If you love crafts, sports, taking things apart, or doing anything hands-on or while standing up (Bodily-Kinesthetic):

  • Be active!
  • Make a model of the solar system, a collage of themes from The Scarlet Letter, turn the American Revolution into a ball game, do a craft and relate it to the material!

If you’re in the band, orchestra, or choir, or you’re just a musical aficionado (Musical/Rhythmic):

  • Make a sick beat! Turn that physics equation into a song, jingle, haiku, or simple rhyme! Parodize the carbon cycle to the Drake & Josh theme song!


1. Know what to study

Now we get organized.
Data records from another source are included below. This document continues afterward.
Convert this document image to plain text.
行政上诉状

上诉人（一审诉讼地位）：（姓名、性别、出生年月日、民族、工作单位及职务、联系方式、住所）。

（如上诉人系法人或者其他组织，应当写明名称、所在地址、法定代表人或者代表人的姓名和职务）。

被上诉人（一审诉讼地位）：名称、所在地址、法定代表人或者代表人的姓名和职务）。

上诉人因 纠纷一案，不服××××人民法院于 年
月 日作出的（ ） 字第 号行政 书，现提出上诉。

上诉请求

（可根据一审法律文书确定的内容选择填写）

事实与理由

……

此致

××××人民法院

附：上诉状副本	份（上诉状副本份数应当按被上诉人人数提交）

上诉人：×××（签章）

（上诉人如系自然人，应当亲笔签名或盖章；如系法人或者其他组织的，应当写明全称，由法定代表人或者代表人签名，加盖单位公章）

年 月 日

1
If you’ve been blessed to have a teacher that provides study guides, use them! Get everything you need to know for each subject into one place so you don’t forget about anything. If you don’t have study guides, go back through your notes or packets or whatever’s in your binder and make one yourself, maybe with blanks you can fill in later when you study.

Then you put those learning styles into action! If flashcards have worked well for you before (Linguistic), make Quizlets for your subjects. If you’re Visual/Spatial, you may want to make your own physical flashcards with colors or pictures. Another bonus for homemade study materials is that you’ll remember even better if you make it yourself! Start on your posters, board games, acronyms, and flowcharts! Have everything ready for when you start really studying.

We recommend getting through this step the week before exams; if you haven’t started getting yourself together yet, you probably should.

2. Know when to study

I usually do this one the Thursday or Friday before exams. Now, start off by ranking your subjects by how well you know them — how many nights do you need to study each subject? Do NOT try to study everything every night; you’ll just tire yourself out and get everything jumbled. Rather, say you need to study religion two nights, math three nights, and science four nights. Make yourself a schedule you can handle — limit yourself to two or three subjects a night. Plan out which study tools you’ll use each night: if math is on Tuesday and you want to study for three nights, you can re-read the lessons in the textbook on Saturday, crank down on the topics you struggled with on previous tests on Sunday, and take a sampling from each chapter review on Monday. Plan something like this out for all your subjects, and bam! You did it!

Decide how much time each night you’ll spend, too — at least half an hour if it’s easy, but don’t push yourself past two hours if it’s challenging. Find a tutorial video, ask a friend to explain it, or just put it aside for later. Breaks can make all the difference!

Congratulations! You’re well on your way to acing your midterms. Use our tips, make a watertight study plan, and you’ll survive. We promise!